Nick Clegg: things can only get ... um ...

Contemplating annihilation, the Lib Dems surely must be considering their options. A number of statements lately by Clegg and others – statements, mind; not actions – tend to suggest that the Lib Dems are beginning to see the need to let light become visible between them and their coalition partners. But surely something more dramatic and far-reaching is required.

If I were Clegg, I would be looking as a matter of urgency for the issue on which I could credibly and creditably lead my party out of power. To do so would certainly bring down the government. Cameron would have no choice but to try and soldier on with a minority administration. Labour, promptly unveiling its hitherto mysterious plan for government, would take the first opportunity to seek a vote of confidence, which the Tories would lose. Then Clegg could fight a general election not as the ineffectual junior partner of a reviled and blundering coalition but as the leader who had the “courage” to bring down the coalition on “a point of principle”. Believe me, it’s the only scenario that will save his party from electoral annihilation.

Elsewhere in the wild wood that is coalition government, some of the forest creatures lollop along as if without a care in the world.
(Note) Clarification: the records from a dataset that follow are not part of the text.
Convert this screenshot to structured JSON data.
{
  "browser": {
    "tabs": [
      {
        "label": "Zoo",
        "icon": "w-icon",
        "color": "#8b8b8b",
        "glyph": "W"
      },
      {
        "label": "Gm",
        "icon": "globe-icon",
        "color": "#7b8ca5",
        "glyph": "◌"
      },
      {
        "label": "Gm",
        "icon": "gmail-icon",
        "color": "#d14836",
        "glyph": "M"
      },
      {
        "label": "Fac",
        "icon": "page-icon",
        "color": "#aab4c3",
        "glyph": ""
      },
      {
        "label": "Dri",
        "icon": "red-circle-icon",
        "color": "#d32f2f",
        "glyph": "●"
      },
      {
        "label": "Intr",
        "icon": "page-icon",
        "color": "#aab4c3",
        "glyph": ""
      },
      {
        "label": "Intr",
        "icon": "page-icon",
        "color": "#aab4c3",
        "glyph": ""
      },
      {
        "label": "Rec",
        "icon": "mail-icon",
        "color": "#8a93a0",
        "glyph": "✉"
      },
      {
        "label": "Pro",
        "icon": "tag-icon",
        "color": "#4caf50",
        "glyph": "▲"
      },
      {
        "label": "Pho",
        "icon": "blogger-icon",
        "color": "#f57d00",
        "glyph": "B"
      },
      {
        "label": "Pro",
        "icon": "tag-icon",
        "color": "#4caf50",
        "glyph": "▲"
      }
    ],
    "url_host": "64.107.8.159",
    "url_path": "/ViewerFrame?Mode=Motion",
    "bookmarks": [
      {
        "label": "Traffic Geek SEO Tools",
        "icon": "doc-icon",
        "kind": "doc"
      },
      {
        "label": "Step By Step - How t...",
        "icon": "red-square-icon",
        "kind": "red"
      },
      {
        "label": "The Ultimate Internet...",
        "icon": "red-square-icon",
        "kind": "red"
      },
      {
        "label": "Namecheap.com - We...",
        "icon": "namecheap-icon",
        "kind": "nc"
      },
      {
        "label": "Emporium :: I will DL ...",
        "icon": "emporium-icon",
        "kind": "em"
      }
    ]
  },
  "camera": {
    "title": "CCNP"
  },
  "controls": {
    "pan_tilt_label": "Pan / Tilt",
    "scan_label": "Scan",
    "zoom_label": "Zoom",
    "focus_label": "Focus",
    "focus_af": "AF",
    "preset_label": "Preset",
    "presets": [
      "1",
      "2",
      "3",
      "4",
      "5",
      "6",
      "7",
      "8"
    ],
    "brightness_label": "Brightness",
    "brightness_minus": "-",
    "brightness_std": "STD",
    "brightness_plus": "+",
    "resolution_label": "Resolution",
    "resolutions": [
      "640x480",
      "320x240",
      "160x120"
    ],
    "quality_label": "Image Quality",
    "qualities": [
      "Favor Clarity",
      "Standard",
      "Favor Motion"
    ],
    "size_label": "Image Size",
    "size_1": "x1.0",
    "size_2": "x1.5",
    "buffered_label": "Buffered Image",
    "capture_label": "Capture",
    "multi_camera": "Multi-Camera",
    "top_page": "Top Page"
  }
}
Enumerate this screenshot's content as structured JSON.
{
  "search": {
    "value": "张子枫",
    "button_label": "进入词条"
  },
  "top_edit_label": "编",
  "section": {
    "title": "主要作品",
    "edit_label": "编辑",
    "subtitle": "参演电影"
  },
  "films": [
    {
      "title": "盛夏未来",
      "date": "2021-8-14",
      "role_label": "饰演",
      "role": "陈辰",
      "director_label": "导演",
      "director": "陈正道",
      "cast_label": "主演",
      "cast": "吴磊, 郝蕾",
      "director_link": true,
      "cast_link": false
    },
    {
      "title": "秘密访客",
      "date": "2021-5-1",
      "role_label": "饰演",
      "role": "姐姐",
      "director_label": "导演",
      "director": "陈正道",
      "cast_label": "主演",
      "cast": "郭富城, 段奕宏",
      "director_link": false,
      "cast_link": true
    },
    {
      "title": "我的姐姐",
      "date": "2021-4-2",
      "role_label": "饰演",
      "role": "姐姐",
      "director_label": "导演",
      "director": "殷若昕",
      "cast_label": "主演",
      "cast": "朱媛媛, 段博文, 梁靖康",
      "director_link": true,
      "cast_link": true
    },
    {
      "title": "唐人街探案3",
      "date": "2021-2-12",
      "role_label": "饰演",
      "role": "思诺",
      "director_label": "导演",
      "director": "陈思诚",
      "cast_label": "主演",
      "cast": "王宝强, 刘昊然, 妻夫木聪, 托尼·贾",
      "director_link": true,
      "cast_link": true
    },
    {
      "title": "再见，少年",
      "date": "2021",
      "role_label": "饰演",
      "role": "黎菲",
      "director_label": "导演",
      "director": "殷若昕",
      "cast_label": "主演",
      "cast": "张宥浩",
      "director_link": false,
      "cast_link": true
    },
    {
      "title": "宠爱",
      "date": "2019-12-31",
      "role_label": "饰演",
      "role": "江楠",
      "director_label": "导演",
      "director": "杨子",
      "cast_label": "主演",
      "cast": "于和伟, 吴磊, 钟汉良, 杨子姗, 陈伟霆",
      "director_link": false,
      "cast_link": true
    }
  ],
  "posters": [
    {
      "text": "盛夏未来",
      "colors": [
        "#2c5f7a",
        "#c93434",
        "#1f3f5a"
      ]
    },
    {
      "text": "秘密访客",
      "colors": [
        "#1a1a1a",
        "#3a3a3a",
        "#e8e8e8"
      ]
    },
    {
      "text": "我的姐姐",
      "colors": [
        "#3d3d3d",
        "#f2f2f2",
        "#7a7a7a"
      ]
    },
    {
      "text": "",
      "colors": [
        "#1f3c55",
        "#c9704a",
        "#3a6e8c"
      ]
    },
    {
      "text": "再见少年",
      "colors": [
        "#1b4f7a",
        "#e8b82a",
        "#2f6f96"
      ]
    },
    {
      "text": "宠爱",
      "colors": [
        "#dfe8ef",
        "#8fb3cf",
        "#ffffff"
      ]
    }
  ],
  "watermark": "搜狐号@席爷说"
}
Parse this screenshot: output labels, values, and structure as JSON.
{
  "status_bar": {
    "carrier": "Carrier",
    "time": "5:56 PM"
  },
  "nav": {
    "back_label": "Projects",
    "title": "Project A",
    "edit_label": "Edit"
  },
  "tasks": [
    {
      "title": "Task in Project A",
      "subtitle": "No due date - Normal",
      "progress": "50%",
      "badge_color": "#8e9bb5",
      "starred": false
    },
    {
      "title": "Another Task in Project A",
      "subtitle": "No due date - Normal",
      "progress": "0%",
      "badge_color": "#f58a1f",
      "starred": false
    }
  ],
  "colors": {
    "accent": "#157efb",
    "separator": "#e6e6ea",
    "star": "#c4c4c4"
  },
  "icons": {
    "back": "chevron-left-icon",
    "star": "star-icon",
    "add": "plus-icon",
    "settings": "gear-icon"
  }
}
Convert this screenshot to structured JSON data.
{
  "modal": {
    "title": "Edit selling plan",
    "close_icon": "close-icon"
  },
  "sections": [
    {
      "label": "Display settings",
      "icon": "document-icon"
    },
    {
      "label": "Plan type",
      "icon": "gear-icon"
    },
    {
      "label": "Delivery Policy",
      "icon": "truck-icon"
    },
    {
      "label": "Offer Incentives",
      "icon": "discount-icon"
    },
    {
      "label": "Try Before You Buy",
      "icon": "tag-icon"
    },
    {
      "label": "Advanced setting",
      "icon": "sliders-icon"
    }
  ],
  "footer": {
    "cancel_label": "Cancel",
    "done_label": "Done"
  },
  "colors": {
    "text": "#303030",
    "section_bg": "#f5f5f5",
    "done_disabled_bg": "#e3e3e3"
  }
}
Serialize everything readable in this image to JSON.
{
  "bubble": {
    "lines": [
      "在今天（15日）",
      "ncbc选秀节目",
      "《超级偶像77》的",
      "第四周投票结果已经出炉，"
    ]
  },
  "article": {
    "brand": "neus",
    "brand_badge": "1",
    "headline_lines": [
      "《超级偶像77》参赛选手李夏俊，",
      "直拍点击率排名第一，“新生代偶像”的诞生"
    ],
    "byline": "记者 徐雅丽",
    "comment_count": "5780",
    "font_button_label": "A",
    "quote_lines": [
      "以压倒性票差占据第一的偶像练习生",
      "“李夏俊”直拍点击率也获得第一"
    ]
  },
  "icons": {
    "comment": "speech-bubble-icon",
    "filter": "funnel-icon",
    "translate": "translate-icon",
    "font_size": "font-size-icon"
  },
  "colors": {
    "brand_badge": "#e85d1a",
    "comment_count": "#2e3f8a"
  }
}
Here’s a story that reveals more about the Tory hegemony than might appear on the surface. That egregious twit Jeremy Hunt was recently present at a Buckingham Palace reception, clearly still basking in the Olympic glow that he erroneously believes may redeem his disgraceful stint as Secretary of State for Media, Culture & Sport. When he and the monarch duly came to face to face, little Hunt was ready with his anecdote, delivered, we may be certain, with all the toe-curling brightness of a shiny-faced Vth-former.

Jeremy Hunt: please like me

He related how a Japanese diplomat had assured him that the Emperor would never have been so game and public-spirited as to (pretend to) leap from a helicopter for the entertainment of the viewers of the Olympiad ceremony. The Queen, who obviously would have immediately tuned him out on the words “Japanese diplomat”, shrugged and moved on (the authenticity of this story is underlined by how absolutely convincing the account of the monarch’s demeanour contrives to be).

Hunt had barely begun to choke back his gush when the Duke loomed over him and barked “who are you?” How we all wish we had been eye-witnesses to this double whammy of vertiginous rebuffs. But really: if the public school millionaires in the cabinet don’t know how to make small talk with royalty, what earthly use are they?